Катрин Денев вспоминает, как трудно дался ей этот эпизод, один из самых сильных в фильме, и считает, что ей удалось его сыграть на чистом вдохновении – именно потому что не было времени подготовиться. Если бы сцена снималась в порядке хронологии, то есть ближе к концу фильма, актриса бы не выдержала, сорвалась. Ибо, по ее словам, «сама бы этой сцены в реальности не пережила». Ибо за это время как никогда прежде сроднилась со своей героиней, ощутила ее как только можно ощущать сестру-близнеца.

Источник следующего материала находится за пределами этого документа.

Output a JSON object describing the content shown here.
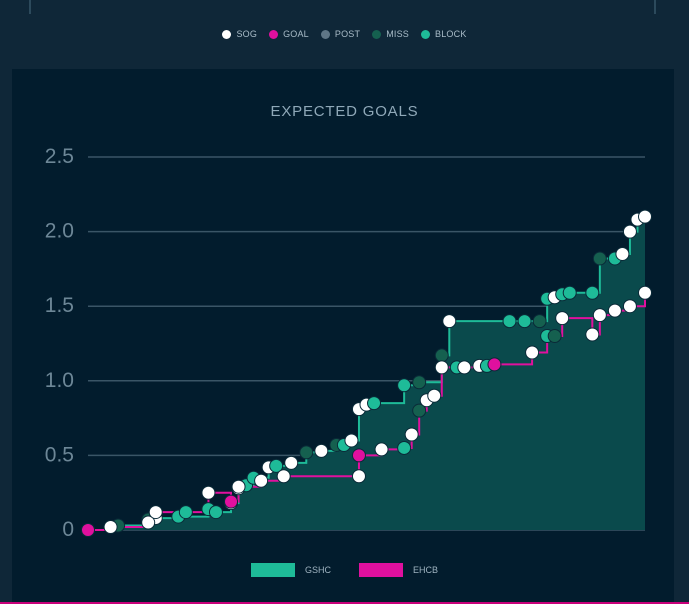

У них с Элианой действительно много общего, и Денев, играя ее, сильнее проявляла присущие ей самой бесстрашие, цельность и волю к жизни. Она ощущала себя как «вторая душа Элианы – более бледная, более слабая». Словно нож в масло, она входила не в роль, а в саму плоть Элианы, будучи «слабонервнее и пугливее». Она почувствовала себя такой, как эта монументальная женщина – не испорченная европейской цивилизацией, чистая и строгая, как этот свет, этот воздух, эта земля – Индокитай. Элиана терзала себя молча: никогда не плакала по ночам в подушку – но и никогда не улыбалась. Денев тоже за несколько месяцев ни разу не улыбнулась.
Она жила под постоянным страхом, что не справится с жизнью своей героини, что окажется недостойной ее. Она привыкла ее заговаривать, умоляла: не будь такой суровой, давай поплачем вместе! Но та сжимала зубы, засовывала руки в карманы и шла вперед. Все это стоило огромной затраты нервов, и еще долго после съемок Денев не могла восстановить нормальный сон и с трудом выдерживала разговоры об этом фильме. Для нее это было равнозначно тому, как если бы ей ампутировали ногу, и потом пришлось смаковать подробности этой операции.
Знаменитый американский критик Роджер Иберт написал: «Денев плывет сквозь фильм, как ангел. Она как всегда прекрасна в этой роли своей жизни, она охватывает десятилетия, нет, века, и проблема не в том, чтобы сделать ее моложе для первых сцен, а чтобы состарить для последних. Ее безмятежность перед лицом кризиса, возможно, слишком совершенна; более земная женщина должна быть лучше связана с реалиями страны. Это Скарлет в своих нарядах, но не Скарлет, которая выкорчевывает картофель»[31].
Пятидесятилетнюю Денев не смутила довольно рискованная любовная сцена в машине, которую, правда, в окончательном монтаже сильно подрезали. Ей, заслуженной артистке, пришлось по роли получить от своего молодого партнера Венсана Переса порцию унижений и даже пощечину. Но любовные страсти было играть куда привычнее, здесь Денев чувствовала себя более искушенной и менее уязвимой. Гораздо большим драматизмом были наполнены для нее отношения с Камиллой. Когда на официальной премьере в Ханое вьетнамцы говорили, что не понимают, как их соотечественница могла бросить ребенка, Денев с ними спорила, говорила: вам легко морализировать, надо спросить у тех, кто побывал в концлагерях. Но сама она вместе с Элианой, кажется, так до конца и не простила Камиллу, которая зачеркнула свое прошлое, оставила всех своих любимых, чтобы не сойти с ума.